Workflow automation works best when it’s treated as part of the operating infrastructure and something that is maintained and evolved alongside the business, not installed once and forgotten.
A clearer way to think about workflow automation
A more useful way to think about workflow automation is that it reduces the cost of coordination.
In most growing businesses, a surprising amount of effort goes into keeping work aligned: checking status, handing things over, making sure the right people are involved at the right time, and stepping in when something stalls. None of this work is especially complex, but it adds up because it sits between every meaningful step.
Automation works best when it takes on that coordination burden. Not by hiding the workflow or making it autonomous, but by making coordination explicit and consistent. The system knows what state work is in, what should happen next, who’s responsible, and what conditions need to be met before moving forward. People don’t disappear from the process, they engage with it at clearer, more intentional points.
When you view automation in this way, you realise that it isn’t about eliminating effort altogether, but that it’s about reducing the background effort required to keep work moving smoothly. The workflow still needs to be understood, owned, and maintained, but it no longer depends on constant nudging, checking, and manual alignment to function.
This distinction matters because good automation lowers the ongoing coordination cost of running a process, without pretending the process can run itself forever.
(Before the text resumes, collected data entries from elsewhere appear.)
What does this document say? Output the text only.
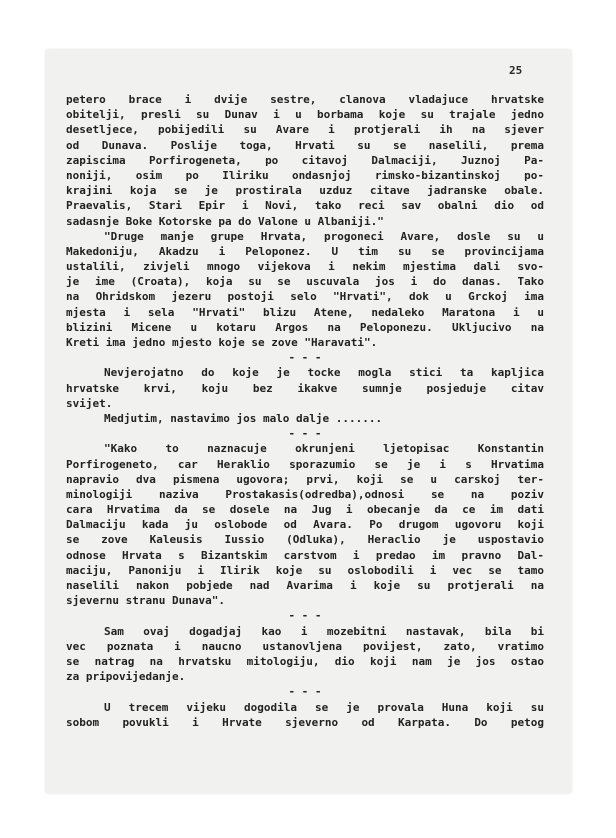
25
petero brace i dvije sestre, clanova vladajuce hrvatske
obitelji, presli su Dunav i u borbama koje su trajale jedno
desetljece, pobijedili su Avare i protjerali ih na sjever
od Dunava. Poslije toga, Hrvati su se naselili, prema
zapiscima Porfirogeneta, po citavoj Dalmaciji, Juznoj Pa-
noniji, osim po Iliriku ondasnjoj rimsko-bizantinskoj po-
krajini koja se je prostirala uzduz citave jadranske obale.
Praevalis, Stari Epir i Novi, tako reci sav obalni dio od
sadasnje Boke Kotorske pa do Valone u Albaniji."
"Druge manje grupe Hrvata, progoneci Avare, dosle su u
Makedoniju, Akadzu i Peloponez. U tim su se provincijama
ustalili, zivjeli mnogo vijekova i nekim mjestima dali svo-
je ime (Croata), koja su se uscuvala jos i do danas. Tako
na Ohridskom jezeru postoji selo "Hrvati", dok u Grckoj ima
mjesta i sela "Hrvati" blizu Atene, nedaleko Maratona i u
blizini Micene u kotaru Argos na Peloponezu. Ukljucivo na
Kreti ima jedno mjesto koje se zove "Haravati".
- - -
Nevjerojatno do koje je tocke mogla stici ta kapljica
hrvatske krvi, koju bez ikakve sumnje posjeduje citav
svijet.
Medjutim, nastavimo jos malo dalje .......
- - -
"Kako to naznacuje okrunjeni ljetopisac Konstantin
Porfirogeneto, car Heraklio sporazumio se je i s Hrvatima
napravio dva pismena ugovora; prvi, koji se u carskoj ter-
minologiji naziva Prostakasis(odredba),odnosi se na poziv
cara Hrvatima da se dosele na Jug i obecanje da ce im dati
Dalmaciju kada ju oslobode od Avara. Po drugom ugovoru koji
se zove Kaleusis Iussio (Odluka), Heraclio je uspostavio
odnose Hrvata s Bizantskim carstvom i predao im pravno Dal-
maciju, Panoniju i Ilirik koje su oslobodili i vec se tamo
naselili nakon pobjede nad Avarima i koje su protjerali na
sjevernu stranu Dunava".
- - -
Sam ovaj dogadjaj kao i mozebitni nastavak, bila bi
vec poznata i naucno ustanovljena povijest, zato, vratimo
se natrag na hrvatsku mitologiju, dio koji nam je jos ostao
za pripovijedanje.
- - -
U trecem vijeku dogodila se je provala Huna koji su
sobom povukli i Hrvate sjeverno od Karpata. Do petog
It supports change rather than resisting it, because the logic of how work flows is visible, adjustable, and grounded in how the business actually operates.
What to take away from all this
If workflow automation has felt underwhelming in the past, it’s not because the idea itself was flawed, but rather, automation was asked to do the wrong job. It was likely asked to compensate for unclear workflows, to become a shortcut for alignment, or to carry responsibility it was never designed to hold.
When automation is applied with restraint and clarity, it tends to fade from view while providing incredible benefits: work moves more smoothly and fewer things need chasing. Good automation doesn’t draw attention to itself. It simply makes the day-to-day running of work feel lighter, more predictable, and easier to reason with; even as the business continues to change.